Ce mercredi, à Zurich, face aux quatre banquiers, une question taraude la justice: comment celui qui se présente comme un simple musicien a-t-il pu accumuler une telle richesse, couplée à une telle influence? Les avocats de la défense ont tôt fait de fournir une ligne d'explication: c’est justement «son rôle de favori du Kremlin» qui lui aurait «permis d’obtenir des sommes considérables».
L'enrichissement des proches de Poutine est certes «blâmable», poursuit la défense, mais rien ne pouvait laisser présager que le musicien n'était pas l'ayant droit des comptes.
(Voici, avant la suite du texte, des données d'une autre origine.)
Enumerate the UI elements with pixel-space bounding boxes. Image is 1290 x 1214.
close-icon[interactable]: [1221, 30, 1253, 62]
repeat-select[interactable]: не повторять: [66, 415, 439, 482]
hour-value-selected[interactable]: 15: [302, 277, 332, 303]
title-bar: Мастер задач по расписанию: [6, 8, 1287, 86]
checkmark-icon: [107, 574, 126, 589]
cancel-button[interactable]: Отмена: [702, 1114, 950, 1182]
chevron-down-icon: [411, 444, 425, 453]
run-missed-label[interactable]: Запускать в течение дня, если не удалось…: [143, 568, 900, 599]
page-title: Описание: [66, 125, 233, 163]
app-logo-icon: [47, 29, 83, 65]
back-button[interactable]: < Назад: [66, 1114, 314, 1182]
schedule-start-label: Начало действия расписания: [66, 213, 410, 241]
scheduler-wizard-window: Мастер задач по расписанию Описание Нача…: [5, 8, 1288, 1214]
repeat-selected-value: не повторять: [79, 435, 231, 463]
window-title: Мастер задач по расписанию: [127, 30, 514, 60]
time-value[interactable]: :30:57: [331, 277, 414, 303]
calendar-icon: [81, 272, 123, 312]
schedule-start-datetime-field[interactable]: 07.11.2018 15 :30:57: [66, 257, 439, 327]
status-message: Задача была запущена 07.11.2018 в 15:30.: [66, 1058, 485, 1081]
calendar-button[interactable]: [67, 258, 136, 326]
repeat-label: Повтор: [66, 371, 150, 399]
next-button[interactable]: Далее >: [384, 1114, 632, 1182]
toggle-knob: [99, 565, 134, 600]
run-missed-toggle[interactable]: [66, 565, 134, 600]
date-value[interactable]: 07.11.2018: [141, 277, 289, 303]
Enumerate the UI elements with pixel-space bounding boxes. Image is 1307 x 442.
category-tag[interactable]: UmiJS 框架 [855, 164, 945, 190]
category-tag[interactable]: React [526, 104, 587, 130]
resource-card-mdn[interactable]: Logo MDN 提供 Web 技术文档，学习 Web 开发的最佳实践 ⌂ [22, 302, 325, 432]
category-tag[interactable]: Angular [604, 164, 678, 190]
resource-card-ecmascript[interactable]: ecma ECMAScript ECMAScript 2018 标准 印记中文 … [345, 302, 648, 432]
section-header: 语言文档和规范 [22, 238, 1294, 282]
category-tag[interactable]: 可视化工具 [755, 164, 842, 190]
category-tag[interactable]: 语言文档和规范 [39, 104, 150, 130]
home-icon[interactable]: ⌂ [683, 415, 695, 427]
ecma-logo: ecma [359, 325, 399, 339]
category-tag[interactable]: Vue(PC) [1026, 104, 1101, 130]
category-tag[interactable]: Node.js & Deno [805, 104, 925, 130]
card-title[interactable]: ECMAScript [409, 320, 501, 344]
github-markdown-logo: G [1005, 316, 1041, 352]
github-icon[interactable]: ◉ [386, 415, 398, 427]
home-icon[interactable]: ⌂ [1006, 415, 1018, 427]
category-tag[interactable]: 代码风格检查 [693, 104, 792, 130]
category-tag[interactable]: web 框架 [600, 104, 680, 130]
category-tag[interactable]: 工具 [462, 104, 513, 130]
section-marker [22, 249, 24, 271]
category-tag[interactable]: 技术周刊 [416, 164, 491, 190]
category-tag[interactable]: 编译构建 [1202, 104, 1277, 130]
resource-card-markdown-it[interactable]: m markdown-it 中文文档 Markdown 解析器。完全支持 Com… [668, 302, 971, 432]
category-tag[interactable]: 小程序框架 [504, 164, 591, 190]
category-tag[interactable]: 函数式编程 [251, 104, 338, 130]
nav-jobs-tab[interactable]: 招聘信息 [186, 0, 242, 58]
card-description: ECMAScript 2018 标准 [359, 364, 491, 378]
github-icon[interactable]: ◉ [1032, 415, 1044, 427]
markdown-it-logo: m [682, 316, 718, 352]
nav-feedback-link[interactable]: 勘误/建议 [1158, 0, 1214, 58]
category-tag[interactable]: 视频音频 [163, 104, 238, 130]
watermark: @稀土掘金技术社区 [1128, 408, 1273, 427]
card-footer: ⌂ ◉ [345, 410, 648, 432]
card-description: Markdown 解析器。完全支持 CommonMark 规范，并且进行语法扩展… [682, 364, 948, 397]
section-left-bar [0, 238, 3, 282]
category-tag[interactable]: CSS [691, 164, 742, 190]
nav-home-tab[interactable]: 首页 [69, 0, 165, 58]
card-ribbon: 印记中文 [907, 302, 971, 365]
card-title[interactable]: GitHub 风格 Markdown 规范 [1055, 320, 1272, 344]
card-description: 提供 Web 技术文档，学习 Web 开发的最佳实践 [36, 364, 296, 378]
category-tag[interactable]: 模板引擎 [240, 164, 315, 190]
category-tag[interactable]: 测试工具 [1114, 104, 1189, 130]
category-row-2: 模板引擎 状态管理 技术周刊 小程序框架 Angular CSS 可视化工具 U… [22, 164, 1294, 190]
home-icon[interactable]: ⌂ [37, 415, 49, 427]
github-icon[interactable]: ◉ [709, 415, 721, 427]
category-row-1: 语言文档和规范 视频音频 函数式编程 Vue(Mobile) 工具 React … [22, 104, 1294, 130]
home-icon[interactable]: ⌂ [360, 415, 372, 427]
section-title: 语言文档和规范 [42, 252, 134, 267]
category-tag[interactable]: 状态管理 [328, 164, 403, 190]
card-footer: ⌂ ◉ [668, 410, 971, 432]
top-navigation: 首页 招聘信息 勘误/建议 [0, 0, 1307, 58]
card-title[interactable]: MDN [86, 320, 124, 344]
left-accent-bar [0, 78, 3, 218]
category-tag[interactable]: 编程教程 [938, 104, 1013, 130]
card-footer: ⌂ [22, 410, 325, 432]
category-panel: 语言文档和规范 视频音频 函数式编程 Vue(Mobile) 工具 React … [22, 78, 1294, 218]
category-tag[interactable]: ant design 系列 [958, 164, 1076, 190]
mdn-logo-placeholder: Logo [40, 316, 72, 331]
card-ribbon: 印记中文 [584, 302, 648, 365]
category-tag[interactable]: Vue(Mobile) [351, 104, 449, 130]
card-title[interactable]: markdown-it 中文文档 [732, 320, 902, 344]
Pour prouver sa bonne foi, l'homme aurait «confirmé par écrit le 7 février 2022 qu’il était le véritable propriétaire de toutes les sociétés offshore et de leurs participations», relaie le 24 heures.
Une chose est certaine, le virtuose est devenu maitre dans l'art de la dissimulation. Durant toutes ces années, il a réussi à largement passer sous les radars des médias d'investigation. Il était bien plus mis en avant comme soliste et mécène, que comme ami de Poutine. «Ce n’est que rarement qu’on citait sa participation minoritaire dans la banque Rossiya». Ni un oligarque ni un politicien, méditait la süddeutsche Zeitung. Mais alors, qui est-il? A voir si, à travers le cas Gazprombank, les tribunaux sauront percer un peu du mystère Roldouguine. Verdict le 30 mars.